Legal fireworks continue to explode in the Los Angeles courtroom of Judge George H. Wu as the onetime top officers of WesCorp and the NCUA wrangle over the extent to which the regulator's monitoring of the actions of WesCorp officials can be used as an excuse that saves them from blame.
On the one side, defendants Robert Siravo, Todd Lane, Robert Burrell and others. allege that they cannot be blamed for billions in investments in mortgage-backed securities precisely because the NCUA, by virtue of its onsite monitors at WesCorp, knew at every step exactly what WesCorp was buying. The essence of the defendants' claim is that that knowledge represented a kind of tacit approval.

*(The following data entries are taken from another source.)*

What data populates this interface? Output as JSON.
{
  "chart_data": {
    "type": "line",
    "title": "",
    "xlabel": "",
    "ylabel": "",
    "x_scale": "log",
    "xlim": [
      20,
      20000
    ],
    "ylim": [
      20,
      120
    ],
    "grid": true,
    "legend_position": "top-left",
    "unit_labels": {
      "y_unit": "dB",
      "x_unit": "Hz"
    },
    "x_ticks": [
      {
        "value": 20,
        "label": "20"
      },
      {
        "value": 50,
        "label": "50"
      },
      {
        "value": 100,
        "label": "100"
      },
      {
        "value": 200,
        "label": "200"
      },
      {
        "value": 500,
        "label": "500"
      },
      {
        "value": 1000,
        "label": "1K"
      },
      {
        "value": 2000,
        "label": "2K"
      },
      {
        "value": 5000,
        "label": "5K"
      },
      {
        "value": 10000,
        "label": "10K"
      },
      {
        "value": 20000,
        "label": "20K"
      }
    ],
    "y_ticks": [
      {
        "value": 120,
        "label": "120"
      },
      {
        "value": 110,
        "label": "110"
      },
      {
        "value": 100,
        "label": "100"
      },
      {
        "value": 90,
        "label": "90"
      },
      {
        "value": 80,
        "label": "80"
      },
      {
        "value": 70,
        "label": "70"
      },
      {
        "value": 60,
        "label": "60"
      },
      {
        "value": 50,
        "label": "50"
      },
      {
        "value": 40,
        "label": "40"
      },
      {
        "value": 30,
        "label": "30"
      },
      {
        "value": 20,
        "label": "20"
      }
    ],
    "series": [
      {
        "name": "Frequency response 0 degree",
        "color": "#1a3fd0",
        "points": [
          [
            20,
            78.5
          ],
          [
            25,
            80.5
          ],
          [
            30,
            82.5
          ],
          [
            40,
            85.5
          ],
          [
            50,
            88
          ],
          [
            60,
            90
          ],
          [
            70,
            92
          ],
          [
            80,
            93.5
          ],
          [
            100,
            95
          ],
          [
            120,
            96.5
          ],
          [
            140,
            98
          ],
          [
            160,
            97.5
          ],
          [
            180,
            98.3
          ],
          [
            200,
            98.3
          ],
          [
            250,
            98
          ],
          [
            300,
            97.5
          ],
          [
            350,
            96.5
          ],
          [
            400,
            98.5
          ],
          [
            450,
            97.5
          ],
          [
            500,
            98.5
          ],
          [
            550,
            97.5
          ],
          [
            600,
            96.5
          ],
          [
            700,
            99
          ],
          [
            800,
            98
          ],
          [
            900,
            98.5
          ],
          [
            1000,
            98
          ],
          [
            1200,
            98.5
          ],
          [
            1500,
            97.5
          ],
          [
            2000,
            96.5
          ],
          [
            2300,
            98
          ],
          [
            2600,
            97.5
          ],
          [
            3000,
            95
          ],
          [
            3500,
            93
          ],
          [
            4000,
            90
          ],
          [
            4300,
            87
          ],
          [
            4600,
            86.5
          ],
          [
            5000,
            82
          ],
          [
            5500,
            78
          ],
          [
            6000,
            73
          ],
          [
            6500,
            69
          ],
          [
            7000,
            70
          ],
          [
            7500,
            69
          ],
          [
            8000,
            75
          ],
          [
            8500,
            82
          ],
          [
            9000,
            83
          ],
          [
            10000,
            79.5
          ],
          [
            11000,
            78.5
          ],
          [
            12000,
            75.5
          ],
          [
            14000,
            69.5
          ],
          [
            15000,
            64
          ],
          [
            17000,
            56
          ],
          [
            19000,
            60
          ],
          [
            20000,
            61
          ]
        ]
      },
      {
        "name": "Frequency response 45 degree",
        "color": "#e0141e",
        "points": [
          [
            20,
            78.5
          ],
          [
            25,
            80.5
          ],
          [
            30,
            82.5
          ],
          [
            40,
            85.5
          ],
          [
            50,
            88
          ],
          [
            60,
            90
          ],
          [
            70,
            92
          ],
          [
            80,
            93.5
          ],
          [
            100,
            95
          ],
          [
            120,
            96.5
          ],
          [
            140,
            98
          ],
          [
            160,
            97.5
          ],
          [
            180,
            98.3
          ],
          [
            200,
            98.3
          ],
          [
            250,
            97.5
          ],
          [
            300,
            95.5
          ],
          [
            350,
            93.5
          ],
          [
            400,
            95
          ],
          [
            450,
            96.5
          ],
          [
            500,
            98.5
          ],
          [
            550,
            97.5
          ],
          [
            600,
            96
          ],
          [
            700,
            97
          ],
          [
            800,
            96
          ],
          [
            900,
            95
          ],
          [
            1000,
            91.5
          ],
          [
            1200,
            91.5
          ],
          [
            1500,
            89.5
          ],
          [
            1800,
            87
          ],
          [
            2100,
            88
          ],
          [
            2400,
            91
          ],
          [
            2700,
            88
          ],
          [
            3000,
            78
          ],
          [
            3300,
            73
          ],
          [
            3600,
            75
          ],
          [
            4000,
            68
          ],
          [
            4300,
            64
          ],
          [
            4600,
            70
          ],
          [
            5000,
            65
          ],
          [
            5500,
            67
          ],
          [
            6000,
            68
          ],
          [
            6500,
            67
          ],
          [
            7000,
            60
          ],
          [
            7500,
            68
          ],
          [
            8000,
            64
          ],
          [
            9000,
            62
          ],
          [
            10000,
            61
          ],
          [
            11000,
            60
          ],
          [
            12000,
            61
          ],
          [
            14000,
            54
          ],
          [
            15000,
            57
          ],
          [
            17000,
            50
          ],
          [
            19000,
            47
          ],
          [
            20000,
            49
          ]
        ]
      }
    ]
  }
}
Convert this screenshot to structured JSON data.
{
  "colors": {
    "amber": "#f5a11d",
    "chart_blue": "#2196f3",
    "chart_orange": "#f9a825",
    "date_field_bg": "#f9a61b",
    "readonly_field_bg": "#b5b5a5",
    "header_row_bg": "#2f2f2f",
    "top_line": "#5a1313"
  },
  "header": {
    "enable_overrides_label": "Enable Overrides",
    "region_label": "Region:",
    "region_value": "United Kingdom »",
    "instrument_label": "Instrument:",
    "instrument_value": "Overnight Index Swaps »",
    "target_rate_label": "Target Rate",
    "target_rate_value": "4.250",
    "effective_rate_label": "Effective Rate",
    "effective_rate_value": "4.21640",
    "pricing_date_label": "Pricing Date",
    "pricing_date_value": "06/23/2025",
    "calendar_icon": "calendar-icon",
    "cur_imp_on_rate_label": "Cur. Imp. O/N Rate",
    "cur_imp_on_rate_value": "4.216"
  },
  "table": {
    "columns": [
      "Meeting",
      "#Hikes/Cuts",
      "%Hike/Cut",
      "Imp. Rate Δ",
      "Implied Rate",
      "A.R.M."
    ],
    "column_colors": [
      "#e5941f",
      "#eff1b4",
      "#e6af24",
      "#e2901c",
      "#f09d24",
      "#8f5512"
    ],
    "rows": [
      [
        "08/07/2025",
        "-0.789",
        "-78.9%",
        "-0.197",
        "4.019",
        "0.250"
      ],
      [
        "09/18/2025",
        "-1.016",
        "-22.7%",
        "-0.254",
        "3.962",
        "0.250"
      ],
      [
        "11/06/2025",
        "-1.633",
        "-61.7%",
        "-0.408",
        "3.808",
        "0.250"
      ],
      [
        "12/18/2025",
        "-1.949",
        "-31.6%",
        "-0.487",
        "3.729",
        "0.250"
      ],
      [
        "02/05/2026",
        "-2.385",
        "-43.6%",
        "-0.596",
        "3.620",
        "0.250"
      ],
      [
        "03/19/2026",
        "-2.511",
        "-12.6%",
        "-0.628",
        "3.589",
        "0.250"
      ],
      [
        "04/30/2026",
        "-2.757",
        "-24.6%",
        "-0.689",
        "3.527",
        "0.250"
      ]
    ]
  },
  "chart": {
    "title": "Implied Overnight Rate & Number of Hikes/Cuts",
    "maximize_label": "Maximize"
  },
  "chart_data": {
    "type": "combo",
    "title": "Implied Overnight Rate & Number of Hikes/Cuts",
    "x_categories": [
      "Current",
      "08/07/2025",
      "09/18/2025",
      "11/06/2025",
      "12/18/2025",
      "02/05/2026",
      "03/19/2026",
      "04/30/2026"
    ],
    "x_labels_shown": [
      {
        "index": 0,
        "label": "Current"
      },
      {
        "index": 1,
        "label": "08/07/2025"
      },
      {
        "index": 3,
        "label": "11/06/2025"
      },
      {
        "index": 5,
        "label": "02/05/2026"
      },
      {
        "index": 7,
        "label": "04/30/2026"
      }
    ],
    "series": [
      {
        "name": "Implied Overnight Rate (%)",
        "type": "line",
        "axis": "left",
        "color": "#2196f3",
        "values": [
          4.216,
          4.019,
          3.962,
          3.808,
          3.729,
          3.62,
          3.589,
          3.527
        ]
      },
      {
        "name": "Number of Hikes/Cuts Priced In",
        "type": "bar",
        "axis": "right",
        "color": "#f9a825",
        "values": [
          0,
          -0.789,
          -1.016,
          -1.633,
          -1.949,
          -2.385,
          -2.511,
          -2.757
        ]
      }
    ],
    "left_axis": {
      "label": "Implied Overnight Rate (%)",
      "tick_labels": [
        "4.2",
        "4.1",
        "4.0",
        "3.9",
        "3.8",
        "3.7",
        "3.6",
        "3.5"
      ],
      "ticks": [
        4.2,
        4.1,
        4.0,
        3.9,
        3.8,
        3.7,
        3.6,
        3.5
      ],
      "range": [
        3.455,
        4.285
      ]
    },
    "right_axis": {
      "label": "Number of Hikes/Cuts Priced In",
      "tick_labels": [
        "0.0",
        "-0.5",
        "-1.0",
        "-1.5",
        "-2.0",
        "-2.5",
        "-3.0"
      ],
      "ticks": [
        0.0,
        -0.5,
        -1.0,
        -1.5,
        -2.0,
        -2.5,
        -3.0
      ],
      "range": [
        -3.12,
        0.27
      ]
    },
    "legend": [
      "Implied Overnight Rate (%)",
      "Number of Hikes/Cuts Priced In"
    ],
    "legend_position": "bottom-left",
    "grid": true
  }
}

Not so, NCUA now has countered in a forcefully worded brief filed with the court on Jan. 9. The motion was filed "largely to remove affirmative defenses based on the prefailure actions of the NCUA as regulator–affirmative defenses that have repeatedly been held legally insufficient," per the paperwork filed by NCUA's lawyers.
"Because the NCUA's prefailure conduct does not give rise to legally sufficient affirmative defense, the court should strike all affirmative defenses that are based on conduct by the NCUA prior to WesCorp's failure."
In a separate filing, the NCUA reiterated its belief that it cannot be compelled to pay the legal fees of the WesCorp defendants.
The onetime WesCorp executives are believed to have incurred legal fees in the hundreds of thousands of dollars apiece in countering the long-running NCUA civil action that aims to hold them personally responsible for losses suffered by WesCorp.
Judge Wu has indicated he will rule on the motions on Jan. 19.
In a prior ruling, Wu previously dismissed NCUA's complaints against WesCorp's outside directors.